Another man known as Hector died about a month later from his injuries.
Ms Croft said a man named Noel Hall lost the tips of his fingers in a hail of shrapnel.
For the past two decades Ms Croft has been pivotal to the annual commemoration of the bombing of Katherine, which today will see a single F-35A Lightning II aircraft from the Tindal RAAF base speed over the Katherine Museum at 850 kilometres per hour.
While the bombing event was devastating for the town and the families separated in the evacuation, Ms Croft said it "put Katherine on the map".
"It was like an injected force of infrastructure post war," she said.

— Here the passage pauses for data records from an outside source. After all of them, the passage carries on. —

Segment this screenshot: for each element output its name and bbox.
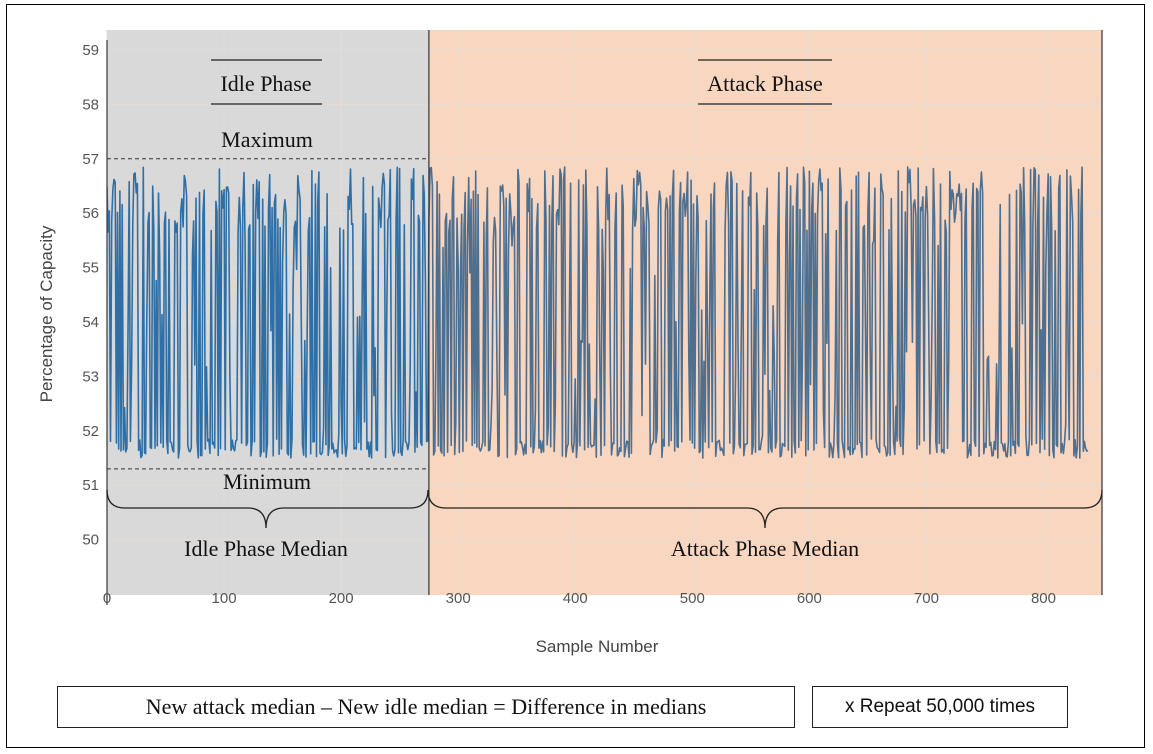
- capacity-series: [107, 166, 1089, 459]
- x-tick-label: 600: [797, 590, 822, 607]
- y-tick-label: 53: [82, 368, 99, 385]
- tick-labels: 50 51 52 53 54 55 56 57 58 59 0 100 200 300 400 500 600 7…: [82, 42, 1056, 607]
- minimum-label: Minimum: [223, 469, 311, 494]
- idle-phase-label: Idle Phase: [220, 71, 311, 96]
- y-tick-label: 51: [82, 477, 99, 494]
- x-tick-label: 700: [914, 590, 939, 607]
- attack-phase-label: Attack Phase: [707, 71, 822, 96]
- y-tick-label: 52: [82, 423, 99, 440]
- x-tick-label: 500: [680, 590, 705, 607]
- repeat-note: x Repeat 50,000 times: [812, 686, 1068, 728]
- y-tick-label: 59: [82, 42, 99, 59]
- x-tick-label: 400: [563, 590, 588, 607]
- x-tick-label: 800: [1031, 590, 1056, 607]
- y-tick-label: 50: [82, 532, 99, 549]
- y-axis-title: Percentage of Capacity: [37, 225, 56, 402]
- x-tick-label: 0: [103, 590, 111, 607]
- attack-series-line: [428, 166, 1089, 459]
- idle-median-brace: [106, 489, 429, 529]
- x-axis-title: Sample Number: [536, 637, 659, 656]
- median-difference-note: New attack median – New idle median = Di…: [57, 686, 795, 728]
- y-tick-label: 54: [82, 314, 99, 331]
- maximum-label: Maximum: [221, 127, 313, 152]
- axes: [106, 30, 1103, 605]
- idle-median-label: Idle Phase Median: [184, 536, 348, 561]
- y-tick-label: 58: [82, 96, 99, 113]
- idle-series-line: [107, 166, 430, 459]
- y-tick-label: 57: [82, 151, 99, 168]
- y-tick-label: 56: [82, 205, 99, 222]
- x-tick-label: 200: [329, 590, 354, 607]
- attack-median-brace: [427, 489, 1103, 529]
- x-tick-label: 300: [446, 590, 471, 607]
- y-tick-label: 55: [82, 260, 99, 277]
- x-tick-label: 100: [212, 590, 237, 607]
- attack-median-label: Attack Phase Median: [671, 536, 859, 561]
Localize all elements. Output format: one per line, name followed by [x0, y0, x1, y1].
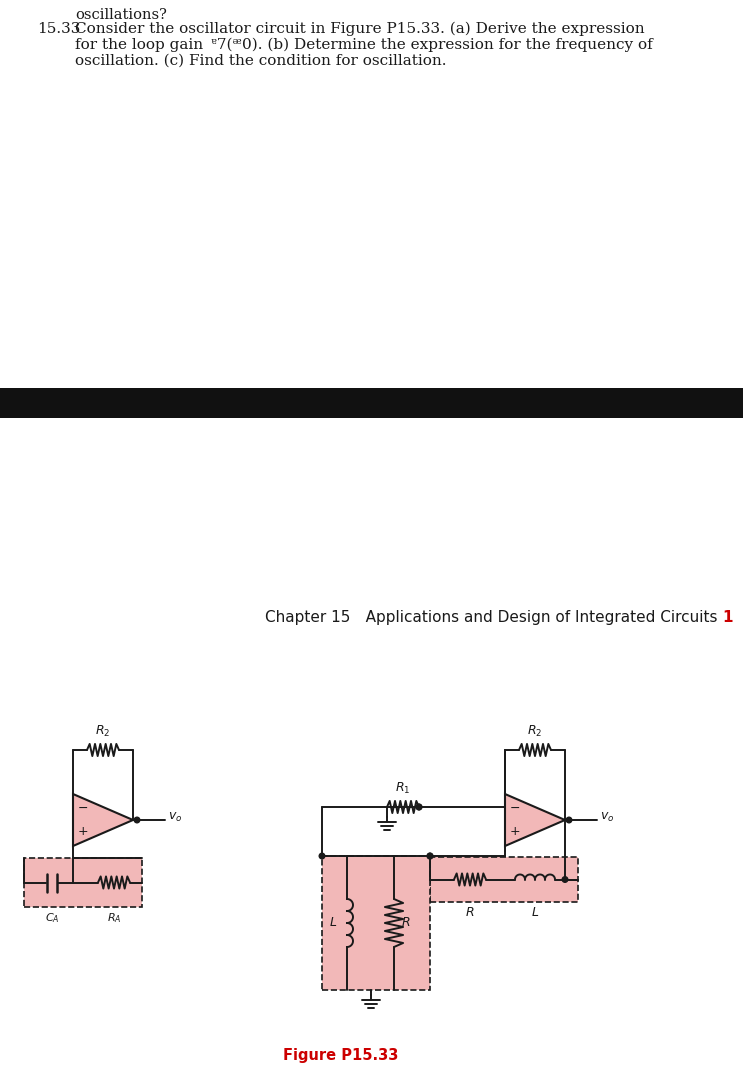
- Text: for the loop gain  ᵄ7(ᵆ0). (b) Determine the expression for the frequency of: for the loop gain ᵄ7(ᵆ0). (b) Determine …: [75, 38, 653, 53]
- Bar: [322, 856, 430, 990]
- Text: Consider the oscillator circuit in Figure P15.33. (a) Derive the expression: Consider the oscillator circuit in Figur…: [75, 22, 645, 37]
- Text: $R_1$: $R_1$: [395, 781, 411, 796]
- Text: +: +: [510, 825, 521, 838]
- Text: 15.33: 15.33: [37, 22, 80, 36]
- Bar: [0, 388, 743, 418]
- Circle shape: [566, 818, 572, 823]
- Text: $v_o$: $v_o$: [168, 810, 182, 824]
- Text: $R_2$: $R_2$: [95, 724, 111, 739]
- Text: $v_o$: $v_o$: [600, 810, 614, 824]
- Text: $R_2$: $R_2$: [528, 724, 542, 739]
- Circle shape: [134, 818, 140, 823]
- Text: $R$: $R$: [401, 917, 411, 930]
- Text: −: −: [78, 801, 88, 814]
- Text: −: −: [510, 801, 521, 814]
- Text: 1: 1: [722, 610, 733, 625]
- Circle shape: [562, 877, 568, 882]
- Text: oscillations?: oscillations?: [75, 8, 167, 22]
- Bar: [430, 858, 578, 902]
- Text: +: +: [78, 825, 88, 838]
- Circle shape: [416, 805, 422, 810]
- Text: $L$: $L$: [329, 917, 337, 930]
- Circle shape: [319, 853, 325, 859]
- Circle shape: [427, 853, 433, 859]
- Bar: [24, 858, 142, 907]
- Circle shape: [427, 853, 433, 859]
- Text: $R_A$: $R_A$: [107, 912, 121, 924]
- Polygon shape: [73, 794, 133, 846]
- Polygon shape: [505, 794, 565, 846]
- Text: $R$: $R$: [465, 906, 475, 919]
- Text: Chapter 15  Applications and Design of Integrated Circuits: Chapter 15 Applications and Design of In…: [265, 610, 718, 625]
- Text: oscillation. (c) Find the condition for oscillation.: oscillation. (c) Find the condition for …: [75, 54, 447, 68]
- Text: Figure P15.33: Figure P15.33: [283, 1048, 398, 1063]
- Text: $L$: $L$: [531, 906, 539, 919]
- Circle shape: [416, 805, 422, 810]
- Text: $C_A$: $C_A$: [45, 912, 59, 924]
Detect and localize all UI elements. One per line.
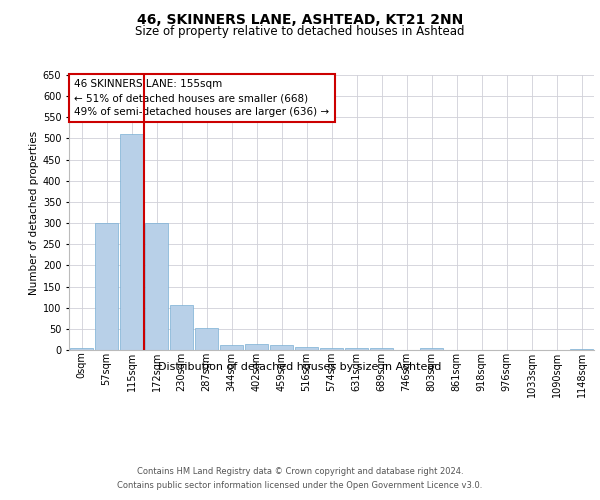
Text: Distribution of detached houses by size in Ashtead: Distribution of detached houses by size … — [158, 362, 442, 372]
Bar — [70, 348, 93, 350]
Bar — [220, 344, 243, 350]
Bar — [195, 328, 218, 350]
Bar — [270, 345, 293, 350]
Text: Contains HM Land Registry data © Crown copyright and database right 2024.
Contai: Contains HM Land Registry data © Crown c… — [118, 468, 482, 489]
Bar — [370, 348, 393, 350]
Bar — [120, 134, 143, 350]
Bar — [420, 348, 443, 350]
Bar — [170, 304, 193, 350]
Text: 46 SKINNERS LANE: 155sqm
← 51% of detached houses are smaller (668)
49% of semi-: 46 SKINNERS LANE: 155sqm ← 51% of detach… — [74, 79, 329, 117]
Bar — [295, 346, 318, 350]
Text: 46, SKINNERS LANE, ASHTEAD, KT21 2NN: 46, SKINNERS LANE, ASHTEAD, KT21 2NN — [137, 12, 463, 26]
Bar — [570, 349, 593, 350]
Bar — [245, 344, 268, 350]
Bar — [95, 223, 118, 350]
Bar — [145, 223, 168, 350]
Y-axis label: Number of detached properties: Number of detached properties — [29, 130, 38, 294]
Bar — [345, 348, 368, 350]
Bar — [320, 348, 343, 350]
Text: Size of property relative to detached houses in Ashtead: Size of property relative to detached ho… — [135, 25, 465, 38]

"Locals came back and started building up the town again — instead of humpies, solid metal structures were built and it turned Katherine into a much larger town than if it had just been left alone."
Taken after the flight
Ms Heparia remembers hiding in the scrub with her family for what felt like hours until Katherine finally fell quiet again.
Days later women and children were evacuated by train south to Adelaide — but the tragedy was far from over for Ms Heparia and her siblings, who were forcibly separated from their mother due to an array of government policies.
It is a time Ms Heparia says is "painful" to look back on.
"My sister and I were taken by Home Affairs," she said.
"When we were down in the home a lot of us little girls went hungry … we were starving.